In order to find out what, precisely?

Binding, behaviour, appearance, border, color, font, all in once? And
what should their values be?

Their values depend on user agent defaults (which may be anything), user preferences (which may be anything), user stylesheets (which may be anything), and publisher styles (which may be anything), as per the CSS cascade:

http://www.w3.org/TR/CSS21/cascade.html#cascade

In other words, the values cannot be known for sure until you query them.

Even if you mandated precise user agent defaults, the values still could not be known for sure until you queried them, because of user preferences, user stylesheets, and publisher styles.

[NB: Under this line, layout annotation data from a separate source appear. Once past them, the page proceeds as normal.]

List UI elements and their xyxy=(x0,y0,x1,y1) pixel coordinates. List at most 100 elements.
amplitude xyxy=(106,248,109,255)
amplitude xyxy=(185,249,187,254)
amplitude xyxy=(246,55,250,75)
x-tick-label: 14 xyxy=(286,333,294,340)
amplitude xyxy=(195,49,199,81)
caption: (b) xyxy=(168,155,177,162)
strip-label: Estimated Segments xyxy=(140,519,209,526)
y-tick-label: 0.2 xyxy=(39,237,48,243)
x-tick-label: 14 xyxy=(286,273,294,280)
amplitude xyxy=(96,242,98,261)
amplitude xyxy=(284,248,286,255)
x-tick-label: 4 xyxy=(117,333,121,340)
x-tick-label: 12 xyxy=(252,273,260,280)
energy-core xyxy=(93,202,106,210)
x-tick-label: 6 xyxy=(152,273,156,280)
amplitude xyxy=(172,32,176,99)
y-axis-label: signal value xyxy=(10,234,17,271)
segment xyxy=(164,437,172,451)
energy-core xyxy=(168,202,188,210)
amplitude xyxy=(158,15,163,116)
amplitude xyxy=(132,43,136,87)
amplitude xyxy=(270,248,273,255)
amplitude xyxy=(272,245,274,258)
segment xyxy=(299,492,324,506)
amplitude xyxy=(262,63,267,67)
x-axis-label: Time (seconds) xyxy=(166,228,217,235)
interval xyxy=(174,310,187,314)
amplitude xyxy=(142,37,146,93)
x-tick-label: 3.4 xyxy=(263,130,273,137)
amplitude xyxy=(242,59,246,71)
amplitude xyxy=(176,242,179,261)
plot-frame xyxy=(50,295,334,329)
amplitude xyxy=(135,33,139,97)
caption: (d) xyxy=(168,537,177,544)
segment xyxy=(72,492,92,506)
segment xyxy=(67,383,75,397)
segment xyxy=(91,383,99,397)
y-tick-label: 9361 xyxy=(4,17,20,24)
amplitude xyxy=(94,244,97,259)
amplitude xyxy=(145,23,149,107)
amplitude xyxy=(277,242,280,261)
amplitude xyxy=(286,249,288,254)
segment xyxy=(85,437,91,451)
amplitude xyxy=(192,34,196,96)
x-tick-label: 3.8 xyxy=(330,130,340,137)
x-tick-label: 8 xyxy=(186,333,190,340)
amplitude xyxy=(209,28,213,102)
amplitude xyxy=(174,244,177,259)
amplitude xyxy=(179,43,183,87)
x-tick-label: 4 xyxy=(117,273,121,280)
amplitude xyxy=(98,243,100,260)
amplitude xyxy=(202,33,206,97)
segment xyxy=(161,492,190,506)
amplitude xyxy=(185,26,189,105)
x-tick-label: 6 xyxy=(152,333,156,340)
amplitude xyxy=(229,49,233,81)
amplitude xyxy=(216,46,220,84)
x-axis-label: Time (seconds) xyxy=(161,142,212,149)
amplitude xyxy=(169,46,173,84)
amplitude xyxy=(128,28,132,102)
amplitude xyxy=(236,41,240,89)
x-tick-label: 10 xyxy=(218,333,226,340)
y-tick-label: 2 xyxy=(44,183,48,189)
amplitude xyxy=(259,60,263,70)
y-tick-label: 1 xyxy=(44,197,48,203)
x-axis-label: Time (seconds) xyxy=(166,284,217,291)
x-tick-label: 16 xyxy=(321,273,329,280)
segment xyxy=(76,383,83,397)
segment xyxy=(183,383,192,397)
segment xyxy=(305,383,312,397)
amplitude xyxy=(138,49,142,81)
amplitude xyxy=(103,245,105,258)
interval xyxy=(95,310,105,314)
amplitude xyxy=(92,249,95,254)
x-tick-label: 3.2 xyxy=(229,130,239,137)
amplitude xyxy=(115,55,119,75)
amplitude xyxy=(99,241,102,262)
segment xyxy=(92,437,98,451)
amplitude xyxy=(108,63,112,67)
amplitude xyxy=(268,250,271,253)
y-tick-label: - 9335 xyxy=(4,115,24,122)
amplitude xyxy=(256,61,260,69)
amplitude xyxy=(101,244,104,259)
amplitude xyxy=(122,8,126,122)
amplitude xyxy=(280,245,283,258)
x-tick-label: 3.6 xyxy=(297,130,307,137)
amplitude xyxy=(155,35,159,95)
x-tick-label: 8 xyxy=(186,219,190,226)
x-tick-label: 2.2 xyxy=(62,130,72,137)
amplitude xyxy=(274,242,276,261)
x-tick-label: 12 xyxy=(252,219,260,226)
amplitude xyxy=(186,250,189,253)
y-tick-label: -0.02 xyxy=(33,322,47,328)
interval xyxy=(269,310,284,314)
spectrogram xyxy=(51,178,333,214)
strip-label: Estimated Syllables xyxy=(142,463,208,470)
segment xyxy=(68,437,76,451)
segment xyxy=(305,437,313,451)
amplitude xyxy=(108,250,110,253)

If <input type="submit"> in some UA is rendered with all properties set
to initial, not only it does not express the semantic of a button, but
it may be difficult for a user to actually recognize it as a button and
eventually click it.
In that case I, as the author, may need to manually
set { appearance:push-button; content:attr(value,string,"Send"); } in
order to have my form submitted.
Try this example (in Firefox or Safari):
data:text/html,<style>label { position:fixed; top:-1em; border:1px solid
black; } label input { -moz-appearance:none; -webkit-appearance:none;
border:none; width:auto; } input[type=submit] { -moz-appearance:none;
-webkit-appearance:none; background-color:transparent; border:none;
}</style><form action="http://www.google.com/search";
method="get"><label>Search: <input type="text" value=""
name="q"></label><input type=submit value="Go">

Imagine that was the UA default stylesheet instead of an author
stylesheet and you may see what interoperability means with web
application look and feel.

There's a recursion problem there.

User agents may derive the effects of "appearance" from user-agent default stylesheets:

http://www.w3.org/TR/css3-ui/#appearance

If the user agent default stylesheet does not style push buttons differently from other content, and the user agent derives the effects of appearance from that stylesheet, then checking or setting the value of appearance would not guarantee that your submit button would appear button-like.

HTML5 should not mandate the UA present <a>s in blue, but it should
mandate the UA present <a>s like links (appearance:hyperlink).

How would you test whether a UA complied with that requirement or not? Purely by testing the value of the appearance property applied to the element with a default configuration?

Obviously this does not relate in any way with user preferences, here we
talk about UA defaults.

What if a developer wants to create a UA reflecting a target market's differing preferences for presentation, rather than require the users to configure it first?

Are you proposing such a UA should be non-conforming?